The number in parentheses in Equation (3) represents the amount of delay padding required to meet the minimum path delay requirements for this class of point-to-point nets. This delay adder is design-specific for a given bus, and should not be used for timing comparisons of nets on thin and thick film. In fact, ignoring this factor, the performance difference between these two net types is approximately 250 ps.

Glass-ceramic two-drop nets with no delay padding can support the following cycle time:

Cycle time = 783 + 1000 + 833 + 340 + 200 + 180
= 3336 ps. (4)

The large driver/receiver capacitive loading is caused by reflections at the receiver nearest to the driver circuit (the first of the two receivers in this class of nets).

All of these cycle times are calculated for the chilled operating conditions of the GEMI. For air-cooled operation of the GEMI, the electronic delay component of Equation (1) increases, and the cycle times of Equations (2­4) increase by approximately 250 ps.

However, the on-MCM time is not the limiting cycle time for the performance of the G5 system. The off-MCM interconnections to the control chip on the main memory cards are the cycle-limiting connections. For this reason (and for control of mid-frequency noise magnitude), one has to consider the effect of the second-level package (board) on the electrical operation of the first-level package (MCM). Figure 4 is an edge view of the board that houses the GEMI MCM. The ceramic capacitors for control of mid-frequency noise are mounted on the board surrounding the MCM. The low-frequency noise is minimized by electrolytic capacitors on the CAP and CAP/OSC card. The estimation approach for the number and type of these capacitors is explained in a subsequent section. Twenty-four STI ports are available on the board: twenty ports on the back of the board, as shown in the figure, and four ports on the STI-E 0 card. DCA 0 through DCA 2 are the dc­dc power converters. Memory 0 to Memory 3 are the cards containing the main memory for this system. Each memory card contains up to 8 GB of memory, with two control chips and eight redrive chips. Table 2 presents a technical summary of the features of this board.

Figure 4Figure 4

Table 2   Attributes of G5 board on which GEMI resides.

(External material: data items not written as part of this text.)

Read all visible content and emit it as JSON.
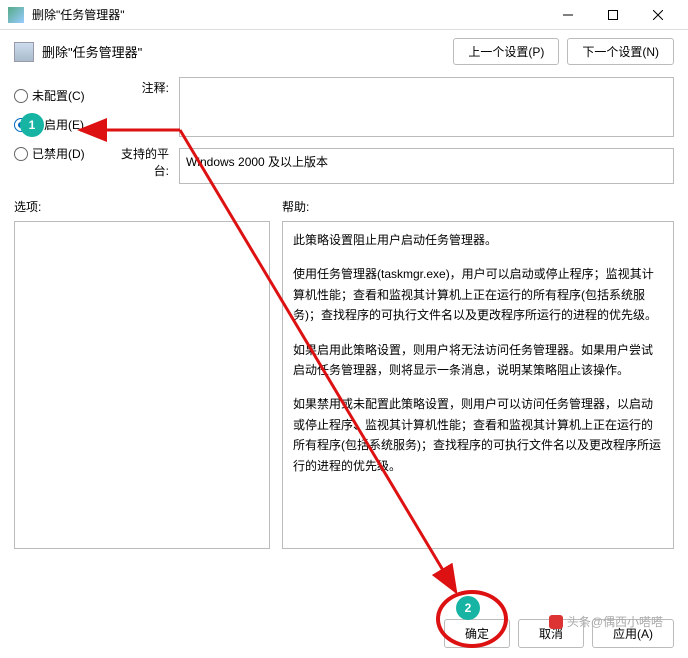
{
  "titlebar": {
    "title": "删除\"任务管理器\""
  },
  "header": {
    "title": "删除\"任务管理器\"",
    "prev": "上一个设置(P)",
    "next": "下一个设置(N)"
  },
  "radios": {
    "not_configured": "未配置(C)",
    "enabled": "已启用(E)",
    "disabled": "已禁用(D)"
  },
  "labels": {
    "comment": "注释:",
    "platform": "支持的平台:",
    "options": "选项:",
    "help": "帮助:"
  },
  "platform_text": "Windows 2000 及以上版本",
  "help_text": {
    "p1": "此策略设置阻止用户启动任务管理器。",
    "p2": "使用任务管理器(taskmgr.exe)，用户可以启动或停止程序；监视其计算机性能；查看和监视其计算机上正在运行的所有程序(包括系统服务)；查找程序的可执行文件名以及更改程序所运行的进程的优先级。",
    "p3": "如果启用此策略设置，则用户将无法访问任务管理器。如果用户尝试启动任务管理器，则将显示一条消息，说明某策略阻止该操作。",
    "p4": "如果禁用或未配置此策略设置，则用户可以访问任务管理器，以启动或停止程序、监视其计算机性能；查看和监视其计算机上正在运行的所有程序(包括系统服务)；查找程序的可执行文件名以及更改程序所运行的进程的优先级。"
  },
  "footer": {
    "ok": "确定",
    "cancel": "取消",
    "apply": "应用(A)"
  },
  "annotations": {
    "b1": "1",
    "b2": "2"
  },
  "watermark": "头条@偶西小嗒嗒"
}
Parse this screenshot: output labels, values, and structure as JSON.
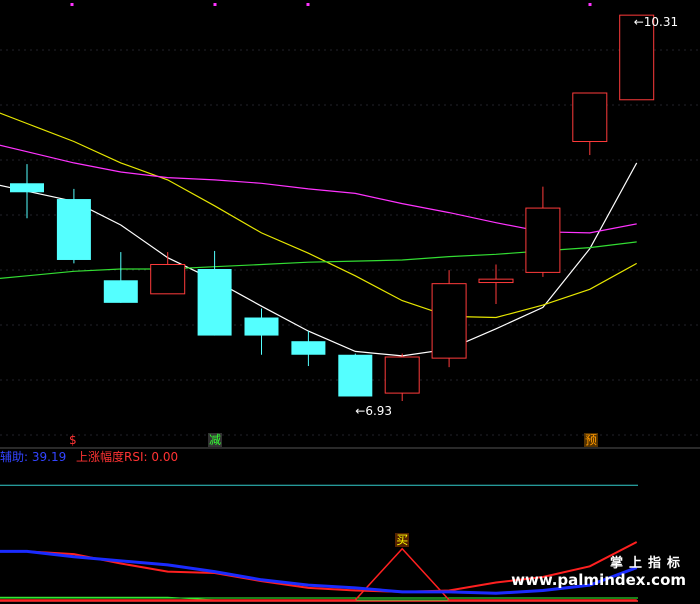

Board characteristic Value (dimensions)

Footprint W 550 mm × H 360 mm
No. of signal planes 12 signal planes, 2 mounting planes (w/o wiring)
No. of power planes 20 power planes
Total no. of nets 3811
Total wiring length 502 m (19770 in.)
No. of signal vias 16956 component vias
7611 vias (buried vias, through vias)
Type, number, value of ceramic capacitors SMT 0805, 1690x, 1 µF
SMT 1210, 354x, 10 µF
Type, number, value of electrolytic capacitors 0, all are on the CAP cards
Dielectric constant 3.85
Characteristic impedance 50 Omega
Propagation delay per unit length 67 ps/cm
dc line resistance 0.08 Omega/cm
Line capacitance per unit length 1.4 pF/cm
Line width × thickness 85 µm × 30 µm
Line-to-line spacing 102 µm (4 mil)
Dielectric layer thickness V-S: 73 µm (2.9 mil)
V-V: 114 µm (4.5 mil)
S-S: 114 µm (4.5 mil)
Buried via diameter 305 µm (12 mil)
Via diameter 460 µm (18 mil)

The total distance of the interconnection from the SD and SC chips to the memory is minimized by appropriate tradeoffs between the board and memory card wiring lengths. The maximum on-MCM horizontal (e.g., “x­y”) wire length for the memory interconnections is limited to 30 mm in order to minimize the magnitude of coupled noise on these time-critical nets. Since the per-unit- length signal propagation for the board and cards is the same, the worst-case total combined length for the memory interconnection is 250 mm. The interconnection delay to the memory card also includes the propagation delay through two connectors: the standard IBM Harcon connector under the GEMI MCM, and the right-angle AMP TBC+ card connector.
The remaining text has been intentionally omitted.